Bakılan olayda, davacının aynı adliyede icra müdür yardımcısı olarak görev yapan … ve … hakkında kendi görüşüne sahip çıkanları el üstünde tuttukları, kendi görüşüne katılmayan iş sahiplerinin işlerini sürüncemede bıraktıkları, Fethullah Gülen’e destek olmak için kendi evlerinde davet tertip ettiklerinden bahisle ihbar mektubu göndermesi şeklindeki fiilinin, hak arama özgürlüğü ile bağlantılı olarak ihbar ve şikayet hakkı kapsamında kaldığı, bu nedenle davacının disiplin cezasıyla cezalandırılmasına hukuki olanak bulunmadığı sonucuna varılmıştır.
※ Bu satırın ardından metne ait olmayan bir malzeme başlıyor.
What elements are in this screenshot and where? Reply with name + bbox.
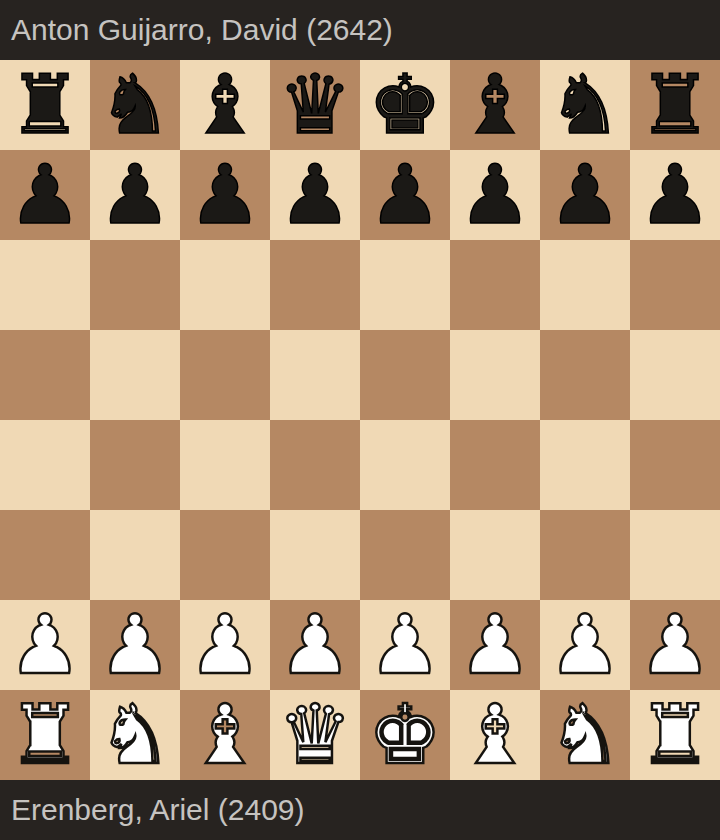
- white-pawn-d2[interactable]: ♟: [278, 600, 352, 690]
- square-b2[interactable]: ♟: [90, 600, 180, 690]
- white-rook-a1[interactable]: ♜: [8, 690, 82, 780]
- square-c6[interactable]: [180, 240, 270, 330]
- top-player-name: Anton Guijarro, David (2642): [11, 13, 393, 47]
- square-b8[interactable]: ♞: [90, 60, 180, 150]
- square-f7[interactable]: ♟: [450, 150, 540, 240]
- square-c4[interactable]: [180, 420, 270, 510]
- square-h6[interactable]: [630, 240, 720, 330]
- square-e6[interactable]: [360, 240, 450, 330]
- square-f2[interactable]: ♟: [450, 600, 540, 690]
- black-pawn-d7[interactable]: ♟: [278, 150, 352, 240]
- square-g2[interactable]: ♟: [540, 600, 630, 690]
- white-pawn-e2[interactable]: ♟: [368, 600, 442, 690]
- white-bishop-c1[interactable]: ♝: [188, 690, 262, 780]
- square-a5[interactable]: [0, 330, 90, 420]
- white-bishop-f1[interactable]: ♝: [458, 690, 532, 780]
- square-d8[interactable]: ♛: [270, 60, 360, 150]
- square-c3[interactable]: [180, 510, 270, 600]
- square-a2[interactable]: ♟: [0, 600, 90, 690]
- square-g4[interactable]: [540, 420, 630, 510]
- top-player-bar: Anton Guijarro, David (2642): [0, 0, 720, 60]
- white-pawn-g2[interactable]: ♟: [548, 600, 622, 690]
- square-e3[interactable]: [360, 510, 450, 600]
- black-bishop-c8[interactable]: ♝: [188, 60, 262, 150]
- square-d7[interactable]: ♟: [270, 150, 360, 240]
- black-rook-h8[interactable]: ♜: [638, 60, 712, 150]
- square-e2[interactable]: ♟: [360, 600, 450, 690]
- white-pawn-c2[interactable]: ♟: [188, 600, 262, 690]
- square-c7[interactable]: ♟: [180, 150, 270, 240]
- square-a7[interactable]: ♟: [0, 150, 90, 240]
- square-e1[interactable]: ♚: [360, 690, 450, 780]
- black-queen-d8[interactable]: ♛: [278, 60, 352, 150]
- square-b6[interactable]: [90, 240, 180, 330]
- white-pawn-h2[interactable]: ♟: [638, 600, 712, 690]
- white-knight-g1[interactable]: ♞: [548, 690, 622, 780]
- square-a8[interactable]: ♜: [0, 60, 90, 150]
- square-f6[interactable]: [450, 240, 540, 330]
- white-pawn-f2[interactable]: ♟: [458, 600, 532, 690]
- square-c2[interactable]: ♟: [180, 600, 270, 690]
- square-b1[interactable]: ♞: [90, 690, 180, 780]
- chess-board[interactable]: ♜♞♝♛♚♝♞♜♟♟♟♟♟♟♟♟♟♟♟♟♟♟♟♟♜♞♝♛♚♝♞♜: [0, 60, 720, 780]
- white-pawn-b2[interactable]: ♟: [98, 600, 172, 690]
- black-pawn-a7[interactable]: ♟: [8, 150, 82, 240]
- square-e7[interactable]: ♟: [360, 150, 450, 240]
- square-h7[interactable]: ♟: [630, 150, 720, 240]
- square-g5[interactable]: [540, 330, 630, 420]
- black-bishop-f8[interactable]: ♝: [458, 60, 532, 150]
- square-h8[interactable]: ♜: [630, 60, 720, 150]
- square-d1[interactable]: ♛: [270, 690, 360, 780]
- square-e8[interactable]: ♚: [360, 60, 450, 150]
- square-f8[interactable]: ♝: [450, 60, 540, 150]
- square-c5[interactable]: [180, 330, 270, 420]
- black-pawn-h7[interactable]: ♟: [638, 150, 712, 240]
- square-g6[interactable]: [540, 240, 630, 330]
- square-b7[interactable]: ♟: [90, 150, 180, 240]
- black-pawn-f7[interactable]: ♟: [458, 150, 532, 240]
- square-h3[interactable]: [630, 510, 720, 600]
- square-g3[interactable]: [540, 510, 630, 600]
- square-a6[interactable]: [0, 240, 90, 330]
- square-a3[interactable]: [0, 510, 90, 600]
- white-rook-h1[interactable]: ♜: [638, 690, 712, 780]
- white-knight-b1[interactable]: ♞: [98, 690, 172, 780]
- square-d5[interactable]: [270, 330, 360, 420]
- square-b3[interactable]: [90, 510, 180, 600]
- black-knight-b8[interactable]: ♞: [98, 60, 172, 150]
- bottom-player-bar: Erenberg, Ariel (2409): [0, 780, 720, 840]
- black-pawn-e7[interactable]: ♟: [368, 150, 442, 240]
- black-pawn-b7[interactable]: ♟: [98, 150, 172, 240]
- white-queen-d1[interactable]: ♛: [278, 690, 352, 780]
- square-e5[interactable]: [360, 330, 450, 420]
- black-pawn-c7[interactable]: ♟: [188, 150, 262, 240]
- black-king-e8[interactable]: ♚: [368, 60, 442, 150]
- square-g8[interactable]: ♞: [540, 60, 630, 150]
- black-rook-a8[interactable]: ♜: [8, 60, 82, 150]
- square-h2[interactable]: ♟: [630, 600, 720, 690]
- black-knight-g8[interactable]: ♞: [548, 60, 622, 150]
- square-d4[interactable]: [270, 420, 360, 510]
- square-f3[interactable]: [450, 510, 540, 600]
- square-e4[interactable]: [360, 420, 450, 510]
- square-h1[interactable]: ♜: [630, 690, 720, 780]
- square-a1[interactable]: ♜: [0, 690, 90, 780]
- square-b5[interactable]: [90, 330, 180, 420]
- white-pawn-a2[interactable]: ♟: [8, 600, 82, 690]
- square-c8[interactable]: ♝: [180, 60, 270, 150]
- square-b4[interactable]: [90, 420, 180, 510]
- white-king-e1[interactable]: ♚: [368, 690, 442, 780]
- square-d3[interactable]: [270, 510, 360, 600]
- square-g1[interactable]: ♞: [540, 690, 630, 780]
- square-h4[interactable]: [630, 420, 720, 510]
- square-h5[interactable]: [630, 330, 720, 420]
- square-d2[interactable]: ♟: [270, 600, 360, 690]
- square-d6[interactable]: [270, 240, 360, 330]
- square-f5[interactable]: [450, 330, 540, 420]
- square-f1[interactable]: ♝: [450, 690, 540, 780]
- bottom-player-name: Erenberg, Ariel (2409): [11, 793, 305, 827]
- black-pawn-g7[interactable]: ♟: [548, 150, 622, 240]
- square-f4[interactable]: [450, 420, 540, 510]
- square-c1[interactable]: ♝: [180, 690, 270, 780]
- square-g7[interactable]: ♟: [540, 150, 630, 240]
- square-a4[interactable]: [0, 420, 90, 510]
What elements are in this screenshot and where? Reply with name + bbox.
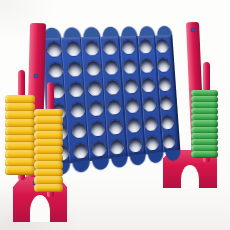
empty-hole xyxy=(124,79,138,94)
board-cell-e6 xyxy=(119,37,138,57)
yellow-ring xyxy=(34,184,63,192)
empty-hole xyxy=(110,139,124,155)
empty-hole xyxy=(121,40,135,54)
board-cell-e4 xyxy=(122,76,141,97)
empty-hole xyxy=(71,123,86,139)
empty-hole xyxy=(128,137,142,152)
board-cell-f4 xyxy=(139,75,157,95)
board-cell-c4 xyxy=(85,78,105,99)
yellow-ring xyxy=(5,166,35,175)
board-cell-f1 xyxy=(143,133,161,154)
screw-dot xyxy=(191,28,195,32)
board-cell-d2 xyxy=(106,116,125,138)
empty-hole xyxy=(107,100,122,115)
board-cell-b6 xyxy=(63,38,84,59)
empty-hole xyxy=(106,80,121,95)
green-ring xyxy=(191,151,218,158)
foot-arch-cutout xyxy=(181,165,199,188)
yellow-ring-stack-back xyxy=(5,95,35,175)
empty-hole xyxy=(92,141,107,157)
empty-hole xyxy=(89,101,104,116)
empty-hole xyxy=(156,39,169,53)
empty-hole xyxy=(162,134,175,149)
board-cell-b1 xyxy=(70,140,90,163)
empty-hole xyxy=(103,40,118,55)
board-cell-g4 xyxy=(156,74,174,94)
board-cell-c6 xyxy=(82,38,102,59)
board-cell-g5 xyxy=(155,55,173,75)
empty-hole xyxy=(161,115,174,130)
foot-arch-cutout xyxy=(30,195,50,222)
empty-hole xyxy=(160,96,173,111)
board-cell-e3 xyxy=(123,95,142,116)
board-cell-c5 xyxy=(84,58,104,79)
empty-hole xyxy=(90,121,105,137)
board-cell-f5 xyxy=(138,56,156,76)
empty-hole xyxy=(48,62,64,78)
empty-hole xyxy=(144,116,158,131)
board-cell-f2 xyxy=(142,113,160,134)
green-ring-stack xyxy=(191,90,218,158)
empty-hole xyxy=(66,41,81,56)
empty-hole xyxy=(67,61,82,76)
connect-four-product-photo xyxy=(0,0,230,230)
board-cell-d4 xyxy=(104,77,123,98)
board-cell-e5 xyxy=(120,56,139,76)
empty-hole xyxy=(88,81,103,96)
empty-hole xyxy=(109,119,123,134)
board-holes xyxy=(43,36,178,164)
empty-hole xyxy=(125,98,139,113)
board-cell-g2 xyxy=(159,112,177,133)
board-cell-b5 xyxy=(65,58,85,79)
board-cell-a6 xyxy=(43,39,64,60)
empty-hole xyxy=(123,59,137,74)
board-cell-a5 xyxy=(45,59,66,81)
board-cell-b2 xyxy=(69,119,89,141)
board-cell-f6 xyxy=(136,36,154,56)
board-cell-b4 xyxy=(66,79,86,101)
empty-hole xyxy=(86,61,101,76)
board-cell-g1 xyxy=(160,131,178,152)
empty-hole xyxy=(127,118,141,133)
board-cell-f3 xyxy=(140,94,158,115)
empty-hole xyxy=(105,60,120,75)
board-cell-g3 xyxy=(157,93,175,113)
board-cell-c2 xyxy=(88,118,108,140)
yellow-ring-stack-front xyxy=(34,109,63,192)
board-cell-b3 xyxy=(67,99,87,121)
empty-hole xyxy=(141,78,155,93)
empty-hole xyxy=(69,82,84,98)
board-cell-d3 xyxy=(105,97,124,118)
board-cell-d6 xyxy=(101,37,120,57)
board-cell-e2 xyxy=(124,115,143,136)
board-cell-c3 xyxy=(86,98,106,120)
empty-hole xyxy=(145,136,159,151)
board-cell-g6 xyxy=(153,36,171,56)
empty-hole xyxy=(157,58,170,72)
empty-hole xyxy=(143,97,157,112)
board-cell-c1 xyxy=(89,138,109,160)
empty-hole xyxy=(73,143,88,159)
empty-hole xyxy=(85,41,100,56)
empty-hole xyxy=(46,42,62,57)
empty-hole xyxy=(139,39,153,53)
empty-hole xyxy=(140,59,154,73)
empty-hole xyxy=(158,77,171,91)
empty-hole xyxy=(70,102,85,118)
board-cell-d5 xyxy=(102,57,121,78)
board-cell-d1 xyxy=(108,136,127,158)
board-cell-e1 xyxy=(126,134,145,156)
screw-dot xyxy=(34,74,38,78)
Bu durumda; dava konusu işlemin iptali yolundaki İdare Mahkemesi kararının gerekçesi yerinde bulunmamakta ise de, sözü edilen husus sonucu itibarıyla hukuka uygun bulunan kararın bozulmasını gerektirir nitelikte bulunmamıştır.
KARAR SONUCU :
Açıklanan nedenlerle;
1. Tarafların temyiz istemlerinin reddine,
2. Dava konusu işlemin iptaline ilişkin … İdare Mahkemesinin … tarih ve E:…, K:… sayılı kararının, 2577 sayılı Kanun’un 49. maddesi uyarınca yukarıda belirtilen gerekçe ile ONANMASINA,
3. Temyiz giderlerinin istemde bulunanlar üzerinde bırakılmasına,
4. 2577 sayılı Kanun’un (Geçici 8. maddesi uyarınca uygulanmasına devam edilen) 54. maddesinin birinci fıkrası uyarınca bu kararın tebliğ tarihini izleyen günden itibaren onbeş gün içinde karar düzeltme yolu açık olmak üzere, 27/03/2023 tarihinde oybirliğiyle karar verildi.